Electronotes and Synth-DIY CD
Magnus Danielson
cfmd at swipnet.se
Wed Feb 16 20:50:49 CET 2000
From: Martin Czech <martin.czech at intermetall.de>
Subject: Re: Electronotes and Synth-DIY CD
Date: Wed, 16 Feb 2000 08:47:07 +0100 (MET)
> Ummm, no offense, but it seems to me that at least some of the designs,
> especially triangle vco stem directly from the Harris app. note,
> other designs come from scientific publications and the reference is
> given.
>
> I think this applies also for the frequency shifter.

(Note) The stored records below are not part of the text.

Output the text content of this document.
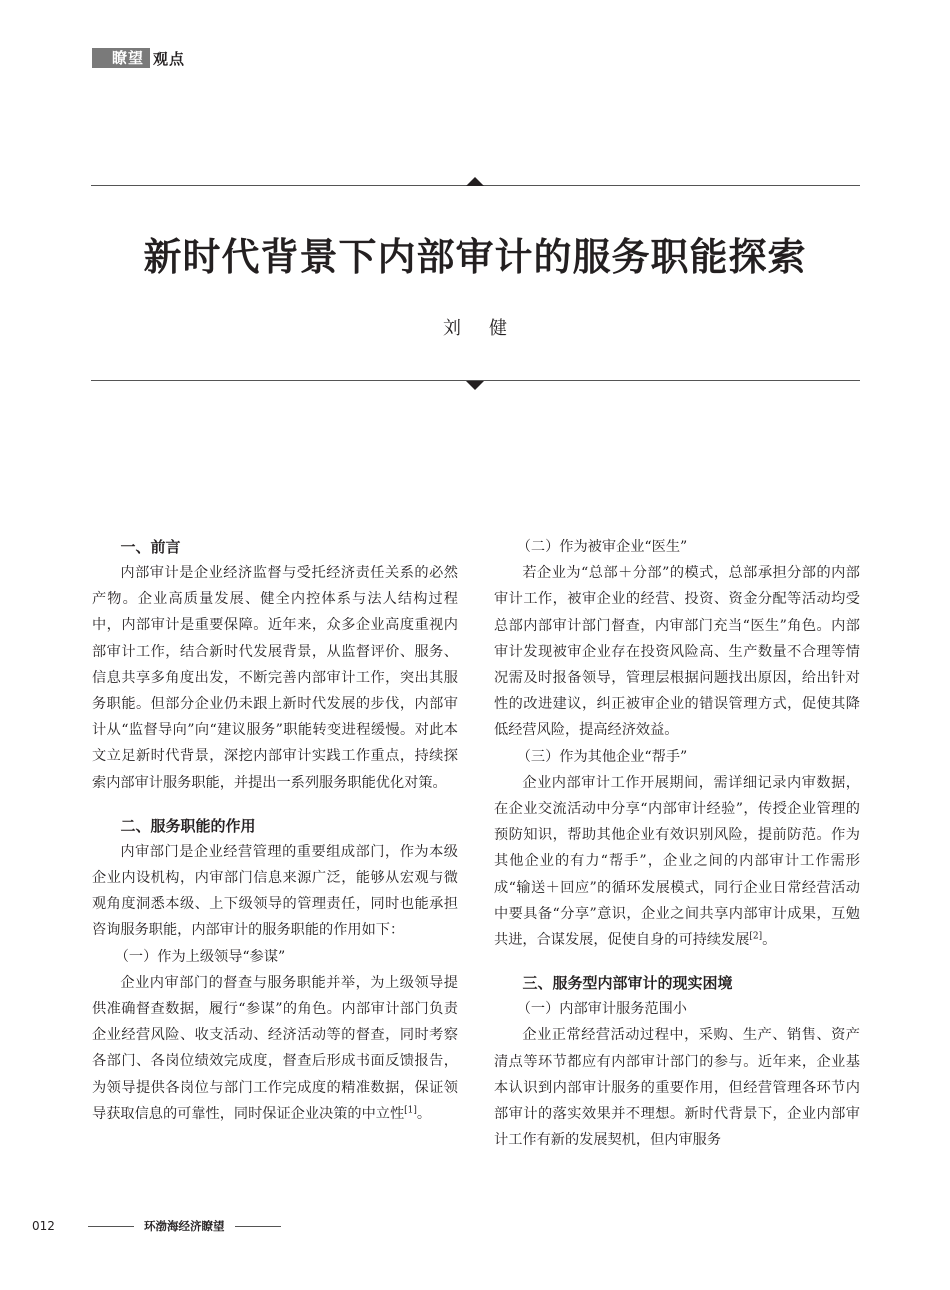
瞭望 观点
新时代背景下内部审计的服务职能探索
刘健
一、前言

内部审计是企业经济监督与受托经济责任关系的必然产物。企业高质量发展、健全内控体系与法人结构过程中，内部审计是重要保障。近年来，众多企业高度重视内部审计工作，结合新时代发展背景，从监督评价、服务、信息共享多角度出发，不断完善内部审计工作，突出其服务职能。但部分企业仍未跟上新时代发展的步伐，内部审计从“监督导向”向“建议服务”职能转变进程缓慢。对此本文立足新时代背景，深挖内部审计实践工作重点，持续探索内部审计服务职能，并提出一系列服务职能优化对策。

二、服务职能的作用

内审部门是企业经营管理的重要组成部门，作为本级企业内设机构，内审部门信息来源广泛，能够从宏观与微观角度洞悉本级、上下级领导的管理责任，同时也能承担咨询服务职能，内部审计的服务职能的作用如下：

（一）作为上级领导“参谋”

企业内审部门的督查与服务职能并举，为上级领导提供准确督查数据，履行“参谋”的角色。内部审计部门负责企业经营风险、收支活动、经济活动等的督查，同时考察各部门、各岗位绩效完成度，督查后形成书面反馈报告，为领导提供各岗位与部门工作完成度的精准数据，保证领导获取信息的可靠性，同时保证企业决策的中立性[1]。

（二）作为被审企业“医生”

若企业为“总部＋分部”的模式，总部承担分部的内部审计工作，被审企业的经营、投资、资金分配等活动均受总部内部审计部门督查，内审部门充当“医生”角色。内部审计发现被审企业存在投资风险高、生产数量不合理等情况需及时报备领导，管理层根据问题找出原因，给出针对性的改进建议，纠正被审企业的错误管理方式，促使其降低经营风险，提高经济效益。

（三）作为其他企业“帮手”

企业内部审计工作开展期间，需详细记录内审数据，在企业交流活动中分享“内部审计经验”，传授企业管理的预防知识，帮助其他企业有效识别风险，提前防范。作为其他企业的有力“帮手”，企业之间的内部审计工作需形成“输送＋回应”的循环发展模式，同行企业日常经营活动中要具备“分享”意识，企业之间共享内部审计成果，互勉共进，合谋发展，促使自身的可持续发展[2]。

三、服务型内部审计的现实困境

（一）内部审计服务范围小

企业正常经营活动过程中，采购、生产、销售、资产清点等环节都应有内部审计部门的参与。近年来，企业基本认识到内部审计服务的重要作用，但经营管理各环节内部审计的落实效果并不理想。新时代背景下，企业内部审计工作有新的发展契机，但内审服务

012	环渤海经济瞭望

I think that many curcuits comes from a long series of improvements, additions
and adaptation to new components and techniques. Many tricks is very old and
traces back to tube curcuits. However, regardless of who came up with the idea
for the curcuit, much ogf the discussion is really about Copyright and there
a diffrent set of rules applies.
> The circuits were allready there, before E.N.
>
> It seems to me that Mr. Hutchins has read and understood
> an enormous amount of literature and boiled that down so that we
> get an extract and don't need to read these tons of paper.

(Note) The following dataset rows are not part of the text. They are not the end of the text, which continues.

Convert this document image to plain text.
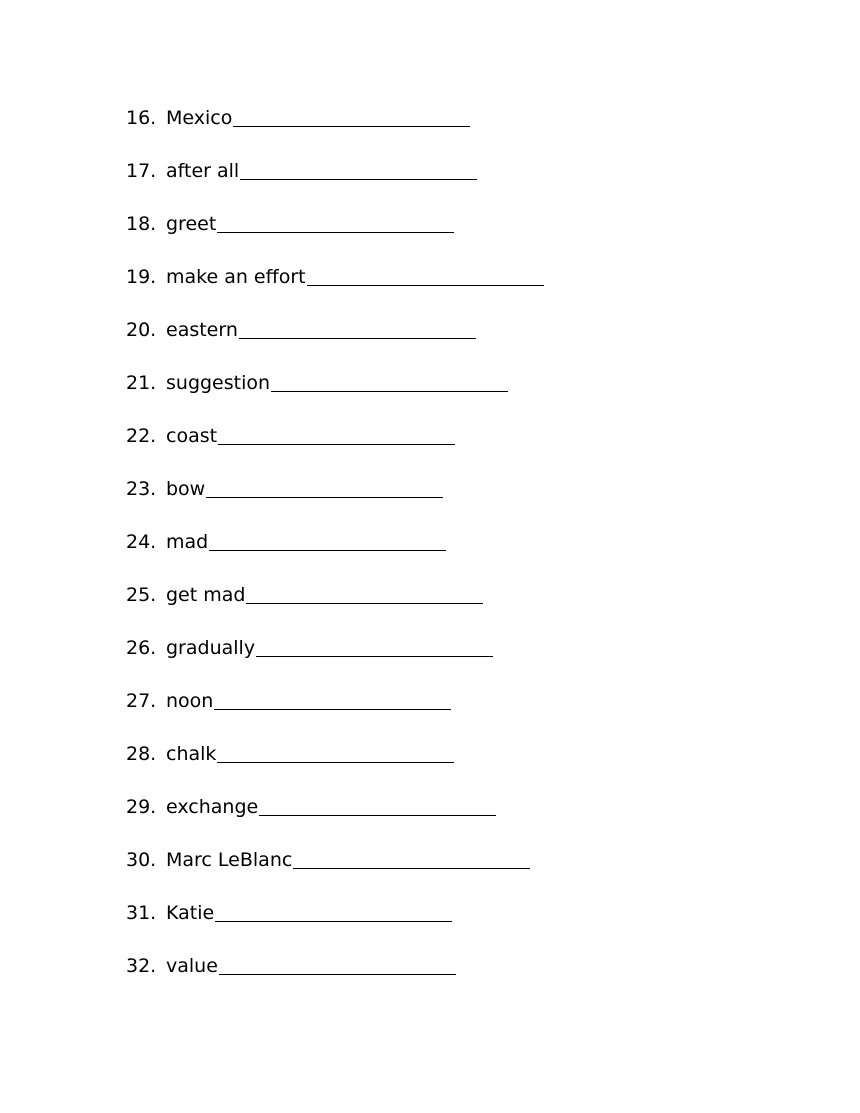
16. Mexico
17. after all
18. greet
19. make an effort
20. eastern
21. suggestion
22. coast
23. bow
24. mad
25. get mad
26. gradually
27. noon
28. chalk
29. exchange
30. Marc LeBlanc
31. Katie
32. value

> And that was/is a very good job!
One should not underestimate the value of such research and editorial work.
> OTOH I aggree that there are some unique ideas on circuits,
> given either by Mr. Hutchins or other contributors.

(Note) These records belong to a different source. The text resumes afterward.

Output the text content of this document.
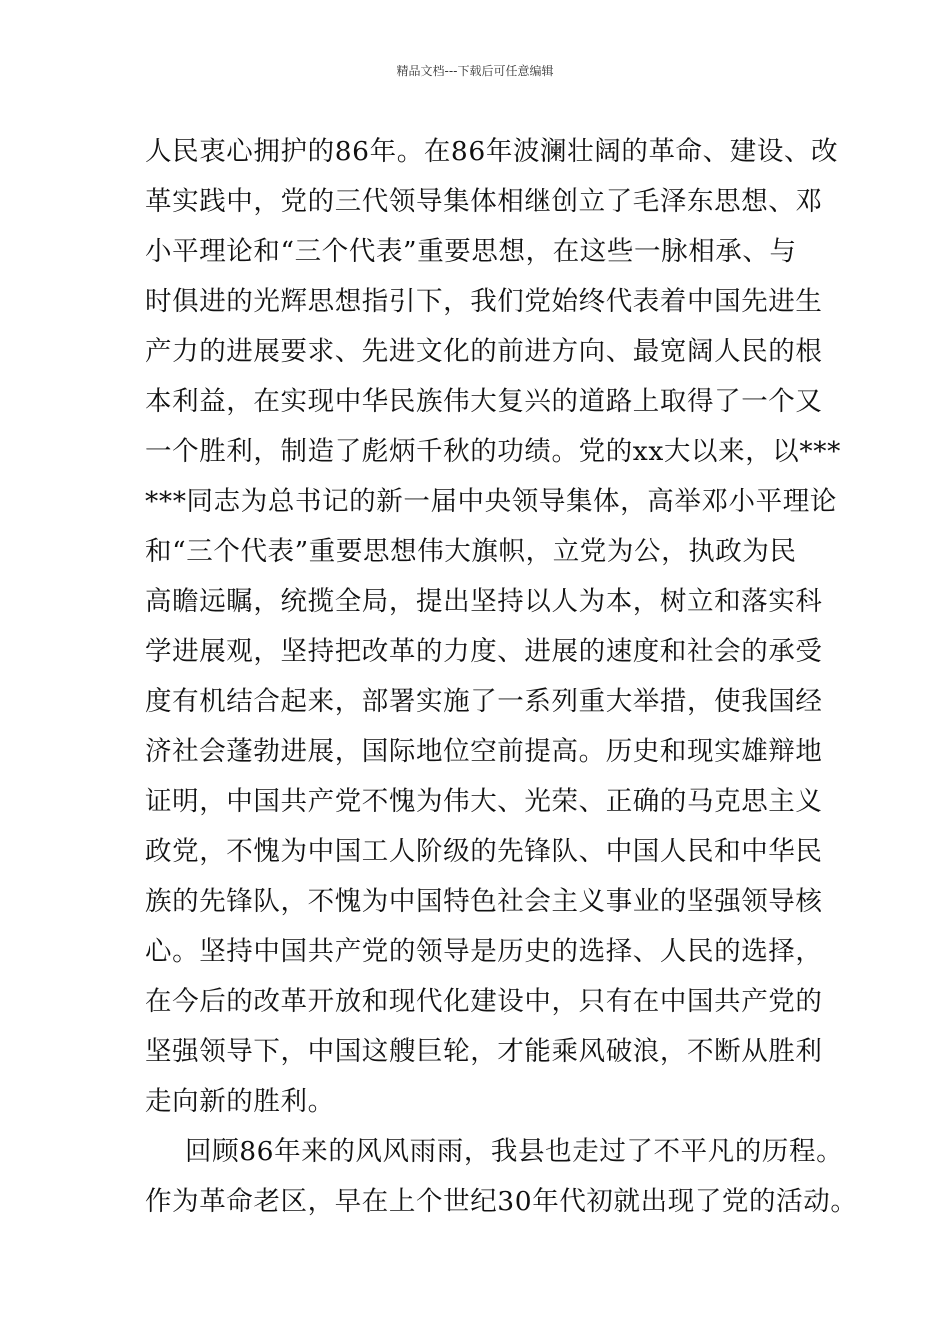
精品文档---下载后可任意编辑
人民衷心拥护的86年。在86年波澜壮阔的革命、建设、改
革实践中，党的三代领导集体相继创立了毛泽东思想、邓
小平理论和“三个代表”重要思想，在这些一脉相承、与
时俱进的光辉思想指引下，我们党始终代表着中国先进生
产力的进展要求、先进文化的前进方向、最宽阔人民的根
本利益，在实现中华民族伟大复兴的道路上取得了一个又
一个胜利，制造了彪炳千秋的功绩。党的xx大以来，以***
***同志为总书记的新一届中央领导集体，高举邓小平理论
和“三个代表”重要思想伟大旗帜，立党为公，执政为民
高瞻远瞩，统揽全局，提出坚持以人为本，树立和落实科
学进展观，坚持把改革的力度、进展的速度和社会的承受
度有机结合起来，部署实施了一系列重大举措，使我国经
济社会蓬勃进展，国际地位空前提高。历史和现实雄辩地
证明，中国共产党不愧为伟大、光荣、正确的马克思主义
政党，不愧为中国工人阶级的先锋队、中国人民和中华民
族的先锋队，不愧为中国特色社会主义事业的坚强领导核
心。坚持中国共产党的领导是历史的选择、人民的选择，
在今后的改革开放和现代化建设中，只有在中国共产党的
坚强领导下，中国这艘巨轮，才能乘风破浪，不断从胜利
走向新的胜利。
回顾86年来的风风雨雨，我县也走过了不平凡的历程。
作为革命老区，早在上个世纪30年代初就出现了党的活动。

> Some of the ideas are basic, so somebody might invent the wheel
> again, without even knowing that it is all there...
>
> I must say that I prefer a paper version much more then a CD,
> the scan resolution is allways limiting and it is allready
> a drag to read all these online data sheets and app. notes
> on the screen, finally I'll print them out...
I think I agree to a degree here.
When I started to bring the ASM-1 curcuits online I considered scanning, but
my experience was that you had to scan with a fairly high resolution and have
nondestructive compression (JPEG is those out). Now, instead I thougth that I
would go for a vector base format of some sort, and I ended up _hacking_ it in
Postscript. Not ideal for time to get the curcuit up (as compared to use a
EDA tool) but at the time I had no EDA tool to use, and besides, I had full
control of the graphical layout. In the end I had a smaller file but with a
very nice final result IMHO.
My point here is that redrawing in some suitable tool in order to produce a
vector format (Postscript or PDF) is better. The use of suitable tools will
reduce the workload (hacking Postscript like I did is those not an option ;).
While this migth be somewhat of an ideal from a presentation view it will be
a larger workload then just scanning it in and dump it into a file.